Le responsable de traitement souhaitant recourir à la biométrie doit démontrer et indiquer les raisons pour lesquelles le recours à d’autres dispositifs d’identification (badges…) ou mesures organisationnelles et techniques de protection ne permet pas d’atteindre le niveau de sécurité exigé.

Autrement dit, le recours à la biométrie doit être absolument justifié.

  • La collecte et le traitement des données biométriques sont strictement encadrés (article 4)

Seules certaines données d’identification et de journalisation pourront être collectées.

  • Une information préalable et individuelle est obligatoire à l’égard des personnes concernées par le système biométrique(article 9)

Cette information doit figurer dans une notice écrite remise à chaque personne concernée.

  • L’employeur doit obligatoirement veiller à la sécurité des données (article 10)

L’employeur devra être particulièrement vigilant auprès des prestataires afin que ces derniers proposent une technologie conforme à cette délibération de la Cnil.

Une liste de mesures minimums sont ainsi énumérées dans cet article.

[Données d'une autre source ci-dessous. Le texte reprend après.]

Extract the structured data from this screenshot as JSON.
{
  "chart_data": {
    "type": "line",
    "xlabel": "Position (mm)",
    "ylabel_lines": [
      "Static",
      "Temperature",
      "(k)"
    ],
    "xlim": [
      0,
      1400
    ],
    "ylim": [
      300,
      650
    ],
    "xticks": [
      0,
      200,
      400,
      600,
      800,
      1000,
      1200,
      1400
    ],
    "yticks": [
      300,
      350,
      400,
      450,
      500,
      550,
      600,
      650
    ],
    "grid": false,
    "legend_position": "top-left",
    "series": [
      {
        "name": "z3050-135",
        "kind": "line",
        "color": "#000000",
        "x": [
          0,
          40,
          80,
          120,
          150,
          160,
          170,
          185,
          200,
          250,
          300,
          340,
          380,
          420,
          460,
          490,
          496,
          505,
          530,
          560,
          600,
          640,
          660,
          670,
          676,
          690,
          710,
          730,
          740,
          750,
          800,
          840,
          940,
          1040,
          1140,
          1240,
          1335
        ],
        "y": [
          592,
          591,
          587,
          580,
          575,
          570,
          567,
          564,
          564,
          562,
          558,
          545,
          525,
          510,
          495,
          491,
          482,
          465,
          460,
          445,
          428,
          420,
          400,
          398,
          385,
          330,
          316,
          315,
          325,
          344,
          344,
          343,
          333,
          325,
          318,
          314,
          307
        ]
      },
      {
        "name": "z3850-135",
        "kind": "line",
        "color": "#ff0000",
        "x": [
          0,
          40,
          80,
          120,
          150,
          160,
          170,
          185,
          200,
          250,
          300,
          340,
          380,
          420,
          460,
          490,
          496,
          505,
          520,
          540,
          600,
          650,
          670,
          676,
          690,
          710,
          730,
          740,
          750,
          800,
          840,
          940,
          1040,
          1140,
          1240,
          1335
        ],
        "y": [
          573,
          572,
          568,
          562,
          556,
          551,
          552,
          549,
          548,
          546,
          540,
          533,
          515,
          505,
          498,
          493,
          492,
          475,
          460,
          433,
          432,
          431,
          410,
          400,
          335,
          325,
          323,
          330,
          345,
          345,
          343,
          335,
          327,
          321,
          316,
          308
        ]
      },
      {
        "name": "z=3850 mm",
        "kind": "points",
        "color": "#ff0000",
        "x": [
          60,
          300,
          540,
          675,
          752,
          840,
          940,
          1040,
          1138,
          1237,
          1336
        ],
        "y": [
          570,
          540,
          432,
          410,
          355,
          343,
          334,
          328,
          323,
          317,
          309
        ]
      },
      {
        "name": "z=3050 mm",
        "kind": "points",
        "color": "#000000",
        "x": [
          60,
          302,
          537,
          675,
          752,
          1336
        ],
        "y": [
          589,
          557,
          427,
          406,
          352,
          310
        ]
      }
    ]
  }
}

A titre d’exemple, il faudra prévoir :

  • Le cloisonnement des données,
  • Le chiffrement des données,
  • Association d’un code d’intégrité aux données,
  • Mise en place de mesures permettant de détecter les fraudes (ex : détection de faux doigts),
  • Interdiction de tout accès externe…

→ La liste ici présente n’est toutefois pas exhaustive et il convient de se reporter à l’article 10 de la Délibération pour en prendre connaissance dans son intégralité.

  • Seules des personnes habilitées peuvent avoir accès aux données biométriques(article 6)

Des profils d’habilitation doivent être prévus afin de gérer les accès aux données en tant que de besoin.

  • La durée de conservation des données est limitée (article 8)

La Cnil prévoit différentes durées de conservation en fonction des données visées. L’employeur devra être particulièrement vigilant et respecter ces durées spécifiques.

  • L’employeur est tenu de recourir à une analyse d’impact préalable(article 11)

Il s’agit d’une obligation préalable à la mise en œuvre d’un traitement biométrique.

  • Il est interdit à l’employeur de faire reposer l’authentification biométrique sur des données issues de prélèvements(article 5)

Toute authentification nécessitant un prélèvement biologique est proscrite.